Indeed, there are signs that the politics of the Iraq war are being reshaped by the continuing tide of bad news. Take this month in Iraq, with 47 U.S. troops killed in the first 15 days. That's already five more than the toll for the entire month of June last year. With the rate of insurgent attacks near an all-time high and the war's cost set to top $230 billion, more politicians on both sides of the aisle are responding to opinion polls that show a growing number of Americans favoring a withdrawal from Iraq. Republican Sens. Lincoln Chafee and Lindsey Graham have voiced their concerns. And two Republicans, including the congressman who brought "freedom fries" to the Capitol, even joined a pair of Democratic colleagues in sponsoring a bill calling for a troop withdrawal plan to be drawn up by year's end. "I feel confident that the opposition is going to build," says Rep. Ron Paul, the other Republican sponsor and a longtime opponent of the war.

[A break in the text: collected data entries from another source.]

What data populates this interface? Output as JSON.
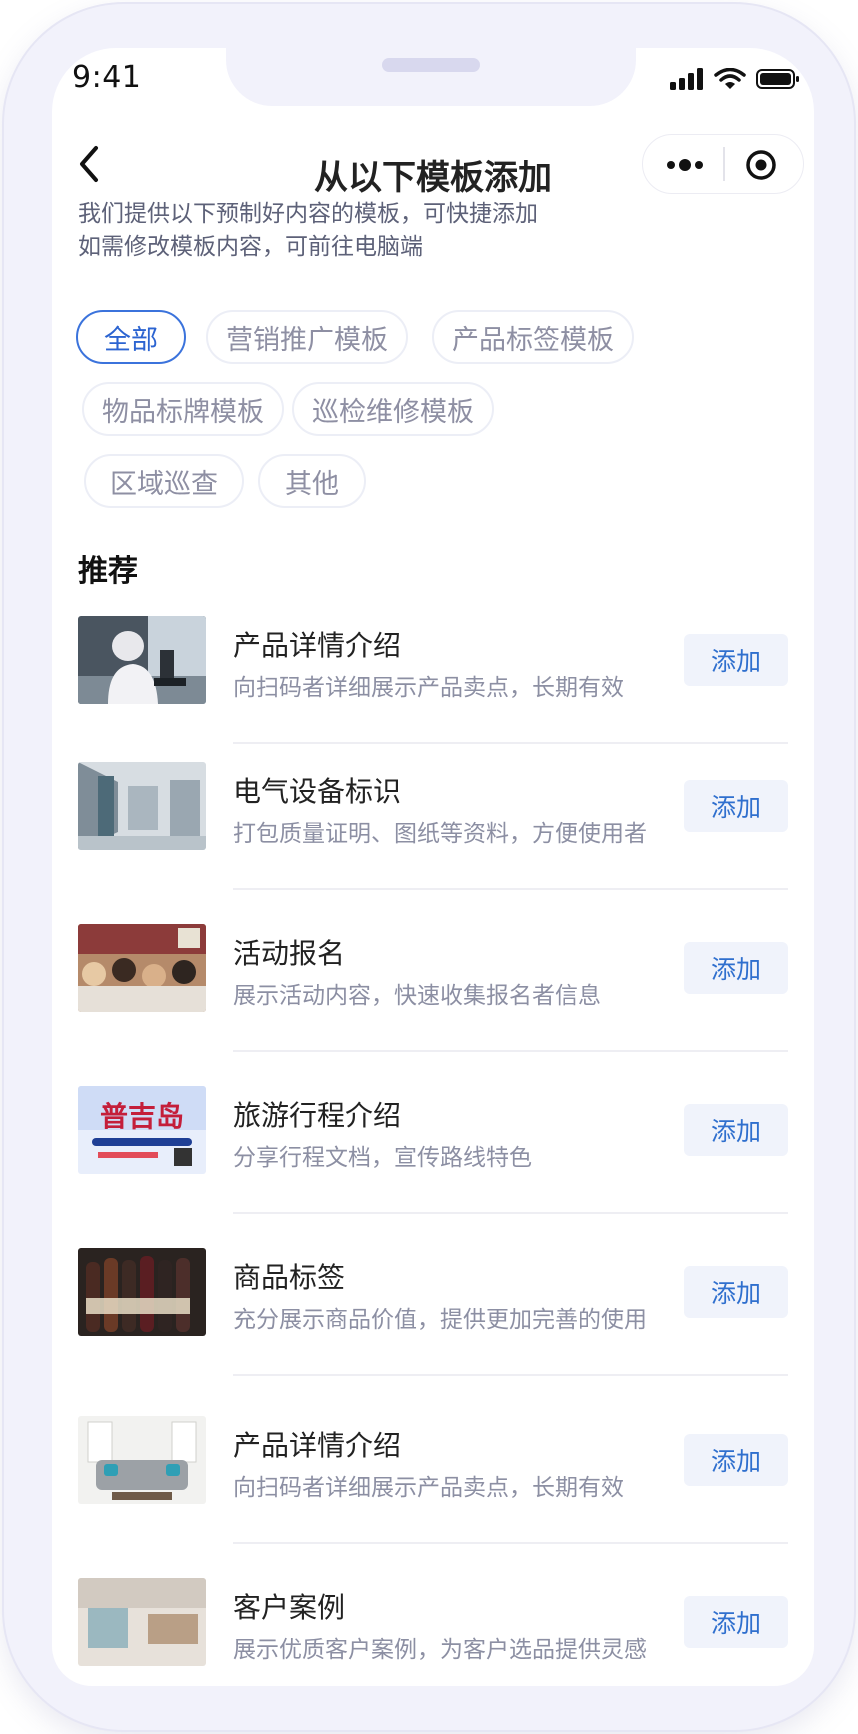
{
  "status": {
    "time": "9:41"
  },
  "nav": {
    "title": "从以下模板添加"
  },
  "intro": {
    "line1": "我们提供以下预制好内容的模板，可快捷添加",
    "line2": "如需修改模板内容，可前往电脑端"
  },
  "tags": [
    "全部",
    "营销推广模板",
    "产品标签模板",
    "物品标牌模板",
    "巡检维修模板",
    "区域巡查",
    "其他"
  ],
  "active_tag": "全部",
  "section": {
    "title": "推荐"
  },
  "add_label": "添加",
  "items": [
    {
      "title": "产品详情介绍",
      "desc": "向扫码者详细展示产品卖点，长期有效",
      "thumb": "lab-scientist-photo"
    },
    {
      "title": "电气设备标识",
      "desc": "打包质量证明、图纸等资料，方便使用者",
      "thumb": "electrical-room-photo"
    },
    {
      "title": "活动报名",
      "desc": "展示活动内容，快速收集报名者信息",
      "thumb": "classroom-children-photo"
    },
    {
      "title": "旅游行程介绍",
      "desc": "分享行程文档，宣传路线特色",
      "thumb": "travel-poster-image"
    },
    {
      "title": "商品标签",
      "desc": "充分展示商品价值，提供更加完善的使用",
      "thumb": "wine-bottles-photo"
    },
    {
      "title": "产品详情介绍",
      "desc": "向扫码者详细展示产品卖点，长期有效",
      "thumb": "living-room-sofa-photo"
    },
    {
      "title": "客户案例",
      "desc": "展示优质客户案例，为客户选品提供灵感",
      "thumb": "interior-design-photo"
    }
  ],
  "colors": {
    "accent": "#2c64d1",
    "button_bg": "#f0f3fb",
    "button_text": "#2f6fce",
    "desc_text": "#8c8fa3"
  }
}
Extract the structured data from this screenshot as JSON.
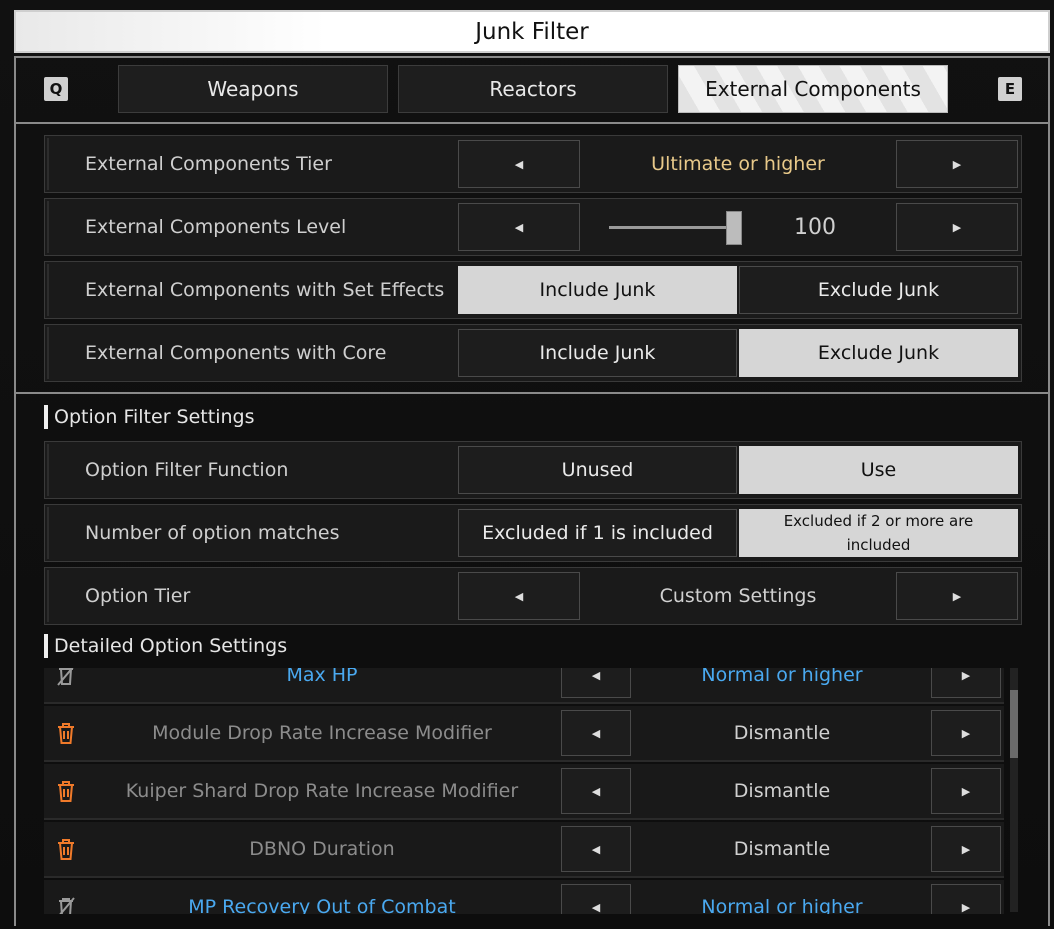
{
  "window": {
    "title": "Junk Filter"
  },
  "tabs": {
    "prev_key": "Q",
    "next_key": "E",
    "items": [
      {
        "label": "Weapons",
        "active": false
      },
      {
        "label": "Reactors",
        "active": false
      },
      {
        "label": "External Components",
        "active": true
      }
    ]
  },
  "settings": {
    "tier": {
      "label": "External Components Tier",
      "value": "Ultimate or higher"
    },
    "level": {
      "label": "External Components Level",
      "value": "100",
      "slider_fraction": 1.0
    },
    "set_effects": {
      "label": "External Components with Set Effects",
      "option_a": "Include Junk",
      "option_b": "Exclude Junk",
      "selected": "option_a"
    },
    "core": {
      "label": "External Components with Core",
      "option_a": "Include Junk",
      "option_b": "Exclude Junk",
      "selected": "option_b"
    }
  },
  "option_filter": {
    "section_title": "Option Filter Settings",
    "function": {
      "label": "Option Filter Function",
      "option_a": "Unused",
      "option_b": "Use",
      "selected": "option_b"
    },
    "matches": {
      "label": "Number of option matches",
      "option_a": "Excluded if 1 is included",
      "option_b": "Excluded if 2 or more are included",
      "selected": "option_b"
    },
    "tier": {
      "label": "Option Tier",
      "value": "Custom Settings"
    }
  },
  "detailed": {
    "section_title": "Detailed Option Settings",
    "items": [
      {
        "name": "Max HP",
        "value": "Normal or higher",
        "icon": "trash-disabled-icon",
        "highlight": true
      },
      {
        "name": "Module Drop Rate Increase Modifier",
        "value": "Dismantle",
        "icon": "trash-icon",
        "highlight": false
      },
      {
        "name": "Kuiper Shard Drop Rate Increase Modifier",
        "value": "Dismantle",
        "icon": "trash-icon",
        "highlight": false
      },
      {
        "name": "DBNO Duration",
        "value": "Dismantle",
        "icon": "trash-icon",
        "highlight": false
      },
      {
        "name": "MP Recovery Out of Combat",
        "value": "Normal or higher",
        "icon": "trash-disabled-icon",
        "highlight": true
      }
    ]
  },
  "colors": {
    "gold": "#e8c98a",
    "blue": "#4aa9f0",
    "trash_orange": "#f07a2a",
    "selected_bg": "#d6d6d6"
  }
}
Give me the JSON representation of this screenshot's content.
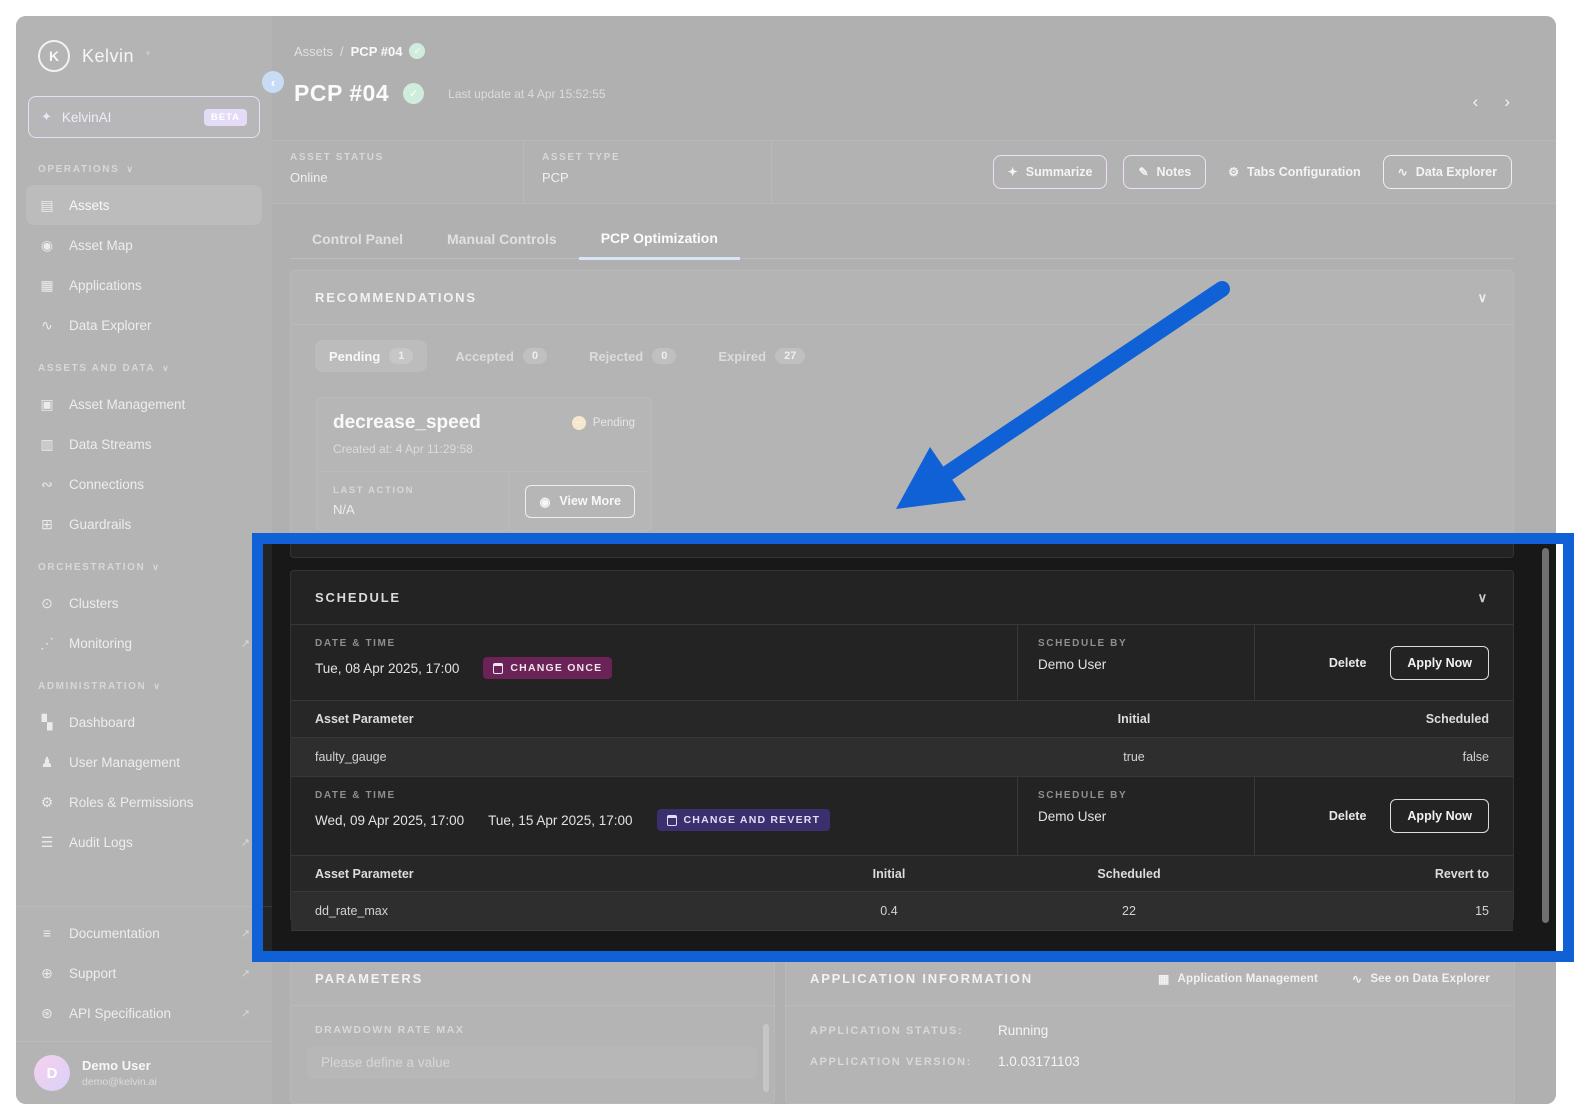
{
  "icons": {
    "collapse": "‹",
    "chevron_down": "∨",
    "chevron_left": "‹",
    "chevron_right": "›",
    "sparkle": "✦",
    "assets": "▤",
    "asset_map": "◉",
    "applications": "▦",
    "data_explorer": "∿",
    "asset_management": "▣",
    "data_streams": "▥",
    "connections": "∾",
    "guardrails": "⊞",
    "clusters": "⊙",
    "monitoring": "⋰",
    "dashboard": "▚",
    "user_management": "♟",
    "roles": "⚙",
    "audit_logs": "☰",
    "documentation": "≡",
    "support": "⊕",
    "api_spec": "⊛",
    "external": "↗",
    "check": "✓",
    "eye": "◉",
    "notes": "✎",
    "gear": "⚙",
    "grid": "▦",
    "wave": "∿",
    "dots": "⋯",
    "logo_initial": "K"
  },
  "sidebar": {
    "logo_text": "Kelvin",
    "logo_mark": "°",
    "ai": {
      "label": "KelvinAI",
      "badge": "BETA"
    },
    "groups": [
      {
        "title": "OPERATIONS",
        "items": [
          {
            "label": "Assets"
          },
          {
            "label": "Asset Map"
          },
          {
            "label": "Applications"
          },
          {
            "label": "Data Explorer"
          }
        ]
      },
      {
        "title": "ASSETS AND DATA",
        "items": [
          {
            "label": "Asset Management"
          },
          {
            "label": "Data Streams"
          },
          {
            "label": "Connections"
          },
          {
            "label": "Guardrails"
          }
        ]
      },
      {
        "title": "ORCHESTRATION",
        "items": [
          {
            "label": "Clusters"
          },
          {
            "label": "Monitoring"
          }
        ]
      },
      {
        "title": "ADMINISTRATION",
        "items": [
          {
            "label": "Dashboard"
          },
          {
            "label": "User Management"
          },
          {
            "label": "Roles & Permissions"
          },
          {
            "label": "Audit Logs"
          }
        ]
      }
    ],
    "footer_links": [
      {
        "label": "Documentation"
      },
      {
        "label": "Support"
      },
      {
        "label": "API Specification"
      }
    ],
    "user": {
      "initial": "D",
      "name": "Demo User",
      "email": "demo@kelvin.ai"
    }
  },
  "header": {
    "breadcrumb": {
      "root": "Assets",
      "sep": "/",
      "current": "PCP #04"
    },
    "title": "PCP #04",
    "last_update": "Last update at 4 Apr 15:52:55"
  },
  "status_bar": {
    "status_label": "ASSET STATUS",
    "status_value": "Online",
    "type_label": "ASSET TYPE",
    "type_value": "PCP",
    "summarize": "Summarize",
    "notes": "Notes",
    "tabs_config": "Tabs Configuration",
    "data_explorer": "Data Explorer"
  },
  "tabs": [
    {
      "label": "Control Panel"
    },
    {
      "label": "Manual Controls"
    },
    {
      "label": "PCP Optimization"
    }
  ],
  "recommendations": {
    "title": "RECOMMENDATIONS",
    "filters": [
      {
        "label": "Pending",
        "count": "1"
      },
      {
        "label": "Accepted",
        "count": "0"
      },
      {
        "label": "Rejected",
        "count": "0"
      },
      {
        "label": "Expired",
        "count": "27"
      }
    ],
    "card": {
      "name": "decrease_speed",
      "status": "Pending",
      "created": "Created at: 4 Apr 11:29:58",
      "last_action_label": "LAST ACTION",
      "last_action": "N/A",
      "view_more": "View More"
    }
  },
  "schedule": {
    "title": "SCHEDULE",
    "entries": [
      {
        "datetime_label": "DATE & TIME",
        "datetime": "Tue, 08 Apr 2025, 17:00",
        "badge": "CHANGE ONCE",
        "by_label": "SCHEDULE BY",
        "by": "Demo User",
        "delete": "Delete",
        "apply": "Apply Now",
        "table": {
          "headers": [
            "Asset Parameter",
            "Initial",
            "Scheduled"
          ],
          "rows": [
            [
              "faulty_gauge",
              "true",
              "false"
            ]
          ]
        }
      },
      {
        "datetime_label": "DATE & TIME",
        "datetime": "Wed, 09 Apr 2025, 17:00",
        "datetime2": "Tue, 15 Apr 2025, 17:00",
        "badge": "CHANGE AND REVERT",
        "by_label": "SCHEDULE BY",
        "by": "Demo User",
        "delete": "Delete",
        "apply": "Apply Now",
        "table": {
          "headers": [
            "Asset Parameter",
            "Initial",
            "Scheduled",
            "Revert to"
          ],
          "rows": [
            [
              "dd_rate_max",
              "0.4",
              "22",
              "15"
            ]
          ]
        }
      }
    ]
  },
  "parameters": {
    "title": "PARAMETERS",
    "field_label": "DRAWDOWN RATE MAX",
    "placeholder": "Please define a value"
  },
  "app_info": {
    "title": "APPLICATION INFORMATION",
    "link_mgmt": "Application Management",
    "link_explorer": "See on Data Explorer",
    "status_label": "APPLICATION STATUS:",
    "status_value": "Running",
    "version_label": "APPLICATION VERSION:",
    "version_value": "1.0.03171103"
  }
}
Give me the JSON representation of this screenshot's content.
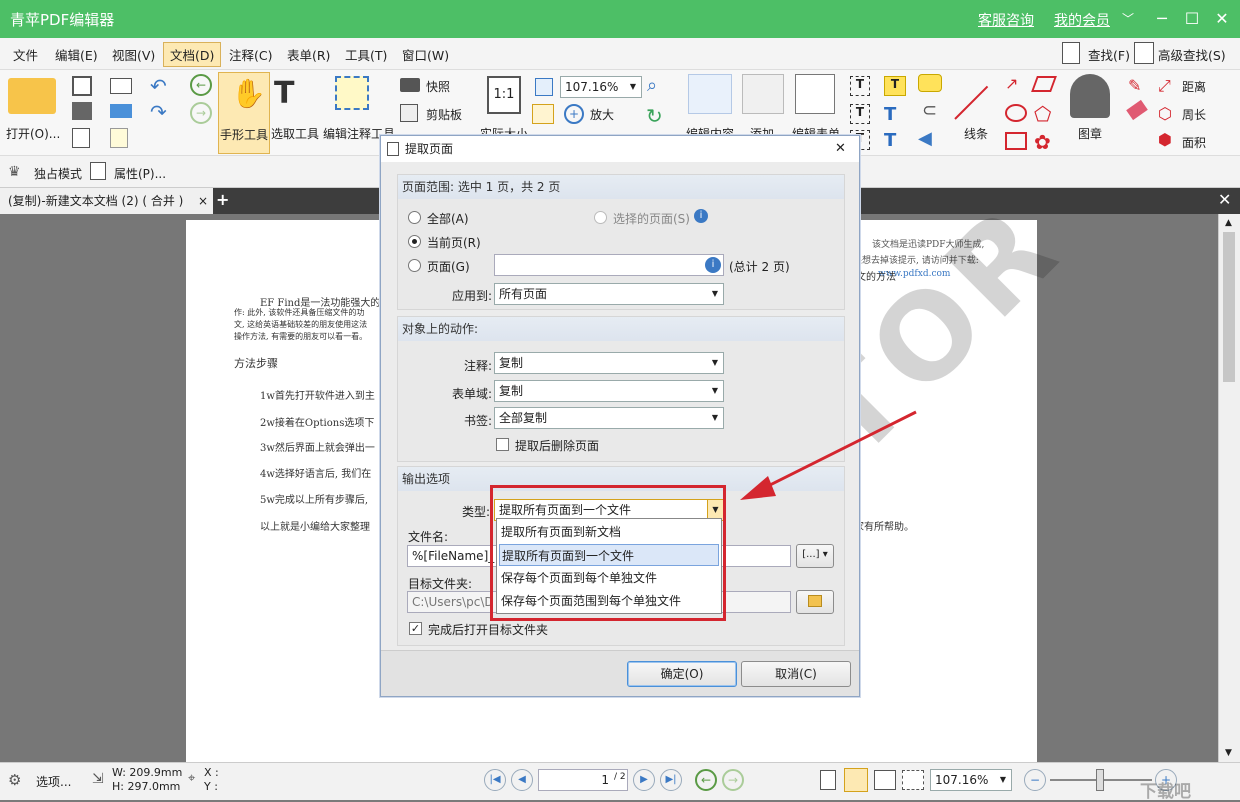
{
  "app": {
    "title": "青苹PDF编辑器",
    "service": "客服咨询",
    "member": "我的会员",
    "member_arrow": "﹀"
  },
  "menu": [
    "文件",
    "编辑(E)",
    "视图(V)",
    "文档(D)",
    "注释(C)",
    "表单(R)",
    "工具(T)",
    "窗口(W)"
  ],
  "search": {
    "find": "查找(F)",
    "advanced": "高级查找(S)"
  },
  "ribbon": {
    "open": "打开(O)...",
    "hand": "手形工具",
    "select": "选取工具",
    "edit_note": "编辑注释工具",
    "actual": "实际大小",
    "zoom": "107.16%",
    "zoom_in": "放大",
    "snapshot": "快照",
    "clipboard": "剪贴板",
    "edit_content": "编辑内容",
    "add": "添加",
    "edit_form": "编辑表单",
    "line": "线条",
    "stamp": "图章",
    "distance": "距离",
    "perimeter": "周长",
    "area": "面积"
  },
  "subbar": {
    "exclusive": "独占模式",
    "properties": "属性(P)..."
  },
  "tab": {
    "label": "(复制)-新建文本文档 (2) ( 合并 )",
    "close": "×",
    "add": "+"
  },
  "document": {
    "para": "EF Find是一法功能强大的",
    "para2": "作: 此外, 该软件还具备压缩文件的功",
    "para3": "文, 这给英语基础较差的朋友使用这法",
    "para4": "操作方法, 有需要的朋友可以看一看。",
    "steps_title": "方法步骤",
    "steps": [
      "1w首先打开软件进入到主",
      "2w接着在Options选项下",
      "3w然后界面上就会弹出一",
      "4w选择好语言后, 我们在",
      "5w完成以上所有步骤后,",
      "以上就是小编给大家整理"
    ],
    "note1": "该文档是迅读PDF大师生成,",
    "note2": "如果想去掉该提示, 请访问并下载:",
    "url": "www.pdfxd.com",
    "method": "文的方法",
    "help": "家有所帮助。",
    "watermark": "EDITOR"
  },
  "dialog": {
    "title": "提取页面",
    "close": "✕",
    "range_head": "页面范围: 选中 1 页，共 2 页",
    "all": "全部(A)",
    "selected": "选择的页面(S)",
    "current": "当前页(R)",
    "pages": "页面(G)",
    "total": "(总计 2 页)",
    "apply_label": "应用到:",
    "apply_value": "所有页面",
    "actions_head": "对象上的动作:",
    "note_label": "注释:",
    "note_value": "复制",
    "form_label": "表单域:",
    "form_value": "复制",
    "bookmark_label": "书签:",
    "bookmark_value": "全部复制",
    "delete_after": "提取后删除页面",
    "output_head": "输出选项",
    "type_label": "类型:",
    "type_value": "提取所有页面到一个文件",
    "options": [
      "提取所有页面到新文档",
      "提取所有页面到一个文件",
      "保存每个页面到每个单独文件",
      "保存每个页面范围到每个单独文件"
    ],
    "filename_label": "文件名:",
    "filename_value": "%[FileName]_",
    "folder_label": "目标文件夹:",
    "folder_value": "C:\\Users\\pc\\D",
    "open_after": "完成后打开目标文件夹",
    "ok": "确定(O)",
    "cancel": "取消(C)"
  },
  "status": {
    "options": "选项...",
    "w": "W: 209.9mm",
    "h": "H: 297.0mm",
    "x": "X :",
    "y": "Y :",
    "page": "1",
    "page_total": "/ 2",
    "zoom": "107.16%",
    "brand": "下载吧"
  },
  "colors": {
    "titlebar": "#4dbf66",
    "annotation": "#d4262f"
  }
}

Sagging polls. The measure is not likely to go anywhere, but Hagel calls it "a major crack in the dike." Whether or not that's so, the White House has reason to worry that the assortment of critiques of Bush's wartime performance may be approaching a tipping point. Only 41 percent of Americans now support Bush's handling of the Iraq war, the lowest mark ever in the Associated Press-Ipsos poll. And the Iraq news has combined with a lethargic economy and doubts about the president's Social Security proposals to push Bush's overall approval ratings near all-time lows. For now, most Republicans remain publicly loyal to the White House. "Why would you give your enemies a timetable?" asks House Majority Leader Tom DeLay. "[Bush] doesn't fight the war on news articles or television or on polls."
Still, the Bush administration is planning to hit back, starting this week, with a renewed public-relations push by the president. Bush will host Iraqi Prime Minister Ibrahim Jafari and has scheduled a major speech for June 28, the anniversary of the handover of power to an Iraqi government from U.S. authorities. But Congress's patience could wear very thin going into an election year. "If things don't start to turn around in six months, then it may be too late," says Hagel. "I think it's that serious."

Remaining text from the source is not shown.